Here’s a brief, non-exhaustive list of things that take less than four minutes and 55 seconds. Me devouring a plate of loaded nachos. Me eating an entire bowl of pasta (maybe a carbonara?). Me writing a lede while preoccupied with lunch. And a speedrunner blitzing through Super Mario Bros., setting a new time to beat in Nintendo’s all-time-classic side-scroller.
Yes, the preeminent Mario speedrunner Niftski clocked a sub-five-minute run this weekend, shattering the existing world record by less than a second. The “any%” playthrough—that term means it’s totally cool to skip sections of the game—came in at an impressive 4:54.798.

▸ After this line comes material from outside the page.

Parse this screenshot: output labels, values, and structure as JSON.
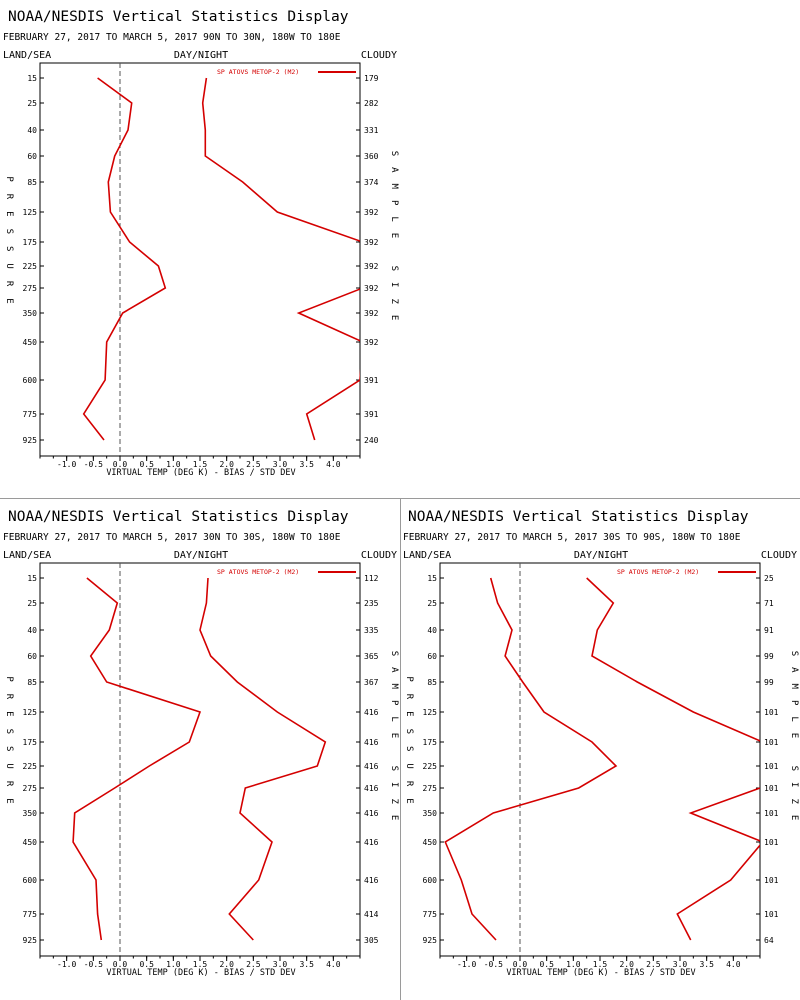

Niftski, who streams on Twitch and YouTube, has picked up a following for completing all sorts of speedrunning feats in Super Mario Bros., and is also responsible for the game’s previous world record of 4:54.881, set last winter. (Here’s a video of that run.) This latest run shaves a grand total of five frames off Niftski’s previous run—that’s the level of precision we’re talking about here. It is truly bonkers. See for yourself:
Throughout the run, Niftski makes use of warp zones—hidden areas that allow you to skip ahead to the game’s later worlds—and is careful to land directly at the bottom of the flag at the end of each stage. (Every Super Mario Bros. level ends when you jump onto the flagpole at the end; Mario slides down the pole before moving onto the next stage, which eats up precious seconds.) You’ll note, too, that Niftski plays with a keyboard, not a gamepad.
“Emulation for this game is 100% accurate, which means that anything that can be done on an NES is possible on [an] emulator,” Niftski said in the description for the YouTube video. “[Using a] keyboard offers no advantage, and it is actually debatably worse for speedrunning this game. I use [a] keyboard over [a] controller for personal preference reasons.”
This run edges Super Mario Bros. speedrunning closer and closer to the precipice of a “perfect run,” or a sprint through the game that literally could not be improved upon at all. The tool-assisted SMB record is 4:54:265, which shows human players are still a little over half a second behind. If a perfect run is ever going to happen, my money’s on either Niftski or the Mario speedrunner Miniland, who held the world record before Niftski with 4:54.914.
“With this run being done, we are currently 0.533 seconds away from the TAS,” one commenter noted on YouTube. “All of these 0.1 second barriers will happen one day, and then, we will reach perfection.”